Anyone else here ever experience something like this?---

One goes through a prolonged period of spiritual dullness and heaviness due to the awareness of his own sinfulness, only to experience a time of refreshing with the burden of sin "rolling away" from off the back, with an experience of joy and peace, only to find thoughts creeping in that such a sinner should not being feeling this way, but rather should be mourning and grieving over his sin?

Both conditions are commanded in scripture-- 1) mourn over sin in deep humility with "sack-clothes and ashes," and 2) exhibit the fruits of the Spirit (including joy, peace, an awareness of justified condition and sins forgiven). How do we reconcile these in the experience of the Christian life, without living presumptuously (on one hand) and somehow trying to earn the removal of sin by some sort of spiritual self-flagellation (on the other)?


----------



## rbcbob (Feb 18, 2013)

Fly Caster said:


> Anyone else here ever experience something like this?---
> 
> One goes through a prolonged period of spiritual dullness and heaviness due to the awareness of his own sinfulness, only to experience a time of refreshing with the burden of sin "rolling away" from off the back, with an experience of joy and peace, only to find thoughts creeping in that such a sinner should not being feeling this way, but rather should be mourning and grieving over his sin?
> 
> Both conditions are commanded in scripture-- 1) mourn over sin in deep humility with "sack-clothes and ashes," and 2) exhibit the fruits of the Spirit (including joy, peace, an awareness of justified condition and sins forgiven). How do we reconcile these in the experience of the Christian life, without living presumptuously (on one hand) and somehow trying to earn the removal of sin by some sort of spiritual self-flagellation (on the other)?



By distinguishing between things which differ. Know the present disposition of your heart. Is it one of indifference to unconfessed/habitual sinning, or rather settled realization of remaining sin and unceasing warfare against it?



> Proverbs 28:13 He who covers his sins will not prosper, But whoever confesses and forsakes them will have mercy.





> Matthew 9:2 Then behold, they brought to Him a paralytic lying on a bed. When Jesus saw their faith, He said to the paralytic, "Son, be of good cheer; your sins are forgiven you."

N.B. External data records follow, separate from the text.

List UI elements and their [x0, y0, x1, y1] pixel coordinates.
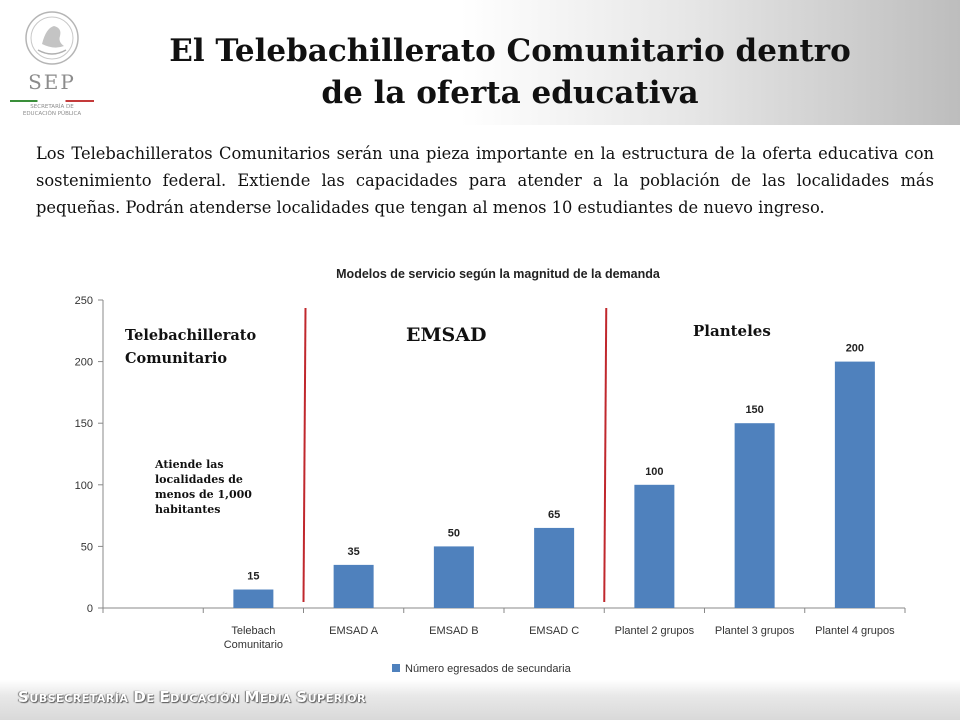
bar — [734, 423, 775, 608]
group-label-telebachillerato: Comunitario — [125, 350, 227, 367]
demand-note: menos de 1,000 — [155, 488, 252, 501]
group-label-emsad: EMSAD — [406, 324, 486, 346]
bar — [634, 484, 675, 608]
logo-subtitle: SECRETARÍA DE EDUCACIÓN PÚBLICA — [6, 104, 98, 118]
flag-stripe — [10, 100, 94, 102]
x-tick-label: Plantel 3 grupos — [715, 625, 795, 637]
x-tick-label: EMSAD C — [529, 625, 579, 637]
group-label-planteles: Planteles — [693, 322, 771, 340]
intro-paragraph: Los Telebachilleratos Comunitarios serán… — [36, 144, 934, 217]
demand-bar-chart: Modelos de servicio según la magnitud de… — [75, 267, 906, 675]
bar-value-label: 50 — [448, 527, 460, 539]
group-divider-line — [302, 307, 307, 603]
bar — [834, 361, 875, 608]
bar-value-label: 15 — [247, 571, 259, 583]
bar — [534, 527, 575, 608]
x-tick-label: EMSAD B — [429, 625, 479, 637]
header-band: SEP SECRETARÍA DE EDUCACIÓN PÚBLICA El T… — [0, 0, 960, 125]
x-tick-label: Telebach — [231, 625, 275, 637]
y-tick-label: 50 — [81, 541, 93, 553]
legend-swatch — [392, 664, 400, 672]
logo-subtitle-line2: EDUCACIÓN PÚBLICA — [22, 111, 82, 117]
x-tick-label: Comunitario — [224, 639, 283, 651]
logo-wordmark: SEP — [28, 70, 76, 94]
y-tick-label: 100 — [75, 480, 93, 492]
y-tick-label: 0 — [87, 603, 93, 615]
bar-value-label: 100 — [645, 466, 663, 478]
footer-band — [0, 680, 960, 720]
page-title-line2: de la oferta educativa — [321, 75, 699, 111]
page-title-line1: El Telebachillerato Comunitario dentro — [169, 33, 851, 69]
bar — [333, 564, 374, 608]
bar-value-label: 65 — [548, 509, 560, 521]
x-tick-label: Plantel 2 grupos — [615, 625, 695, 637]
bar — [433, 546, 474, 608]
chart-title: Modelos de servicio según la magnitud de… — [336, 267, 661, 281]
bar-value-label: 200 — [846, 343, 864, 355]
group-label-telebachillerato: Telebachillerato — [125, 327, 256, 344]
sep-logo: SEP SECRETARÍA DE EDUCACIÓN PÚBLICA — [6, 8, 98, 120]
y-tick-label: 250 — [75, 295, 93, 307]
page-title: El Telebachillerato Comunitario dentro d… — [110, 30, 910, 114]
bar-value-label: 35 — [348, 546, 360, 558]
demand-note: habitantes — [155, 503, 220, 516]
y-tick-label: 200 — [75, 357, 93, 369]
bar-value-label: 150 — [745, 404, 763, 416]
national-seal-icon — [25, 11, 79, 65]
logo-subtitle-line1: SECRETARÍA DE — [30, 104, 74, 110]
x-tick-label: Plantel 4 grupos — [815, 625, 895, 637]
x-tick-label: EMSAD A — [329, 625, 379, 637]
footer-text: SUBSECRETARÍA DE EDUCACIÓN MEDIA SUPERIO… — [18, 688, 367, 706]
demand-note: localidades de — [155, 473, 243, 486]
legend-label: Número egresados de secundaria — [405, 663, 572, 675]
bar — [233, 589, 274, 608]
demand-note: Atiende las — [154, 458, 224, 471]
y-tick-label: 150 — [75, 418, 93, 430]
group-divider-line — [603, 307, 608, 603]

> Romans 4:7 "Blessed are those whose lawless deeds are forgiven, And whose sins are covered


----------



## Loopie (Feb 18, 2013)

I know in my own experiences I feel both at different times. For instance, if I say or do something that was offensive towards a brother (perhaps I did not realize that it was), I will deeply mourn over the recognition and realization that I wronged my brother. BUT, as soon as I confess my sin and repair my relationship with my brother, I feel great joy and happiness. So I think that when we experience sin as believers, we will still feel a sense of sorrow and mourning, but this will of course be temporary, so long as the sin is confessed and our eyes remain fixed on Christ. Knowing that our sin has been forgiven should bring great joy, cheer, and happiness. It just so happens that usually we feel an immediate sense of shame and mourning when we realize that we have sinned.


----------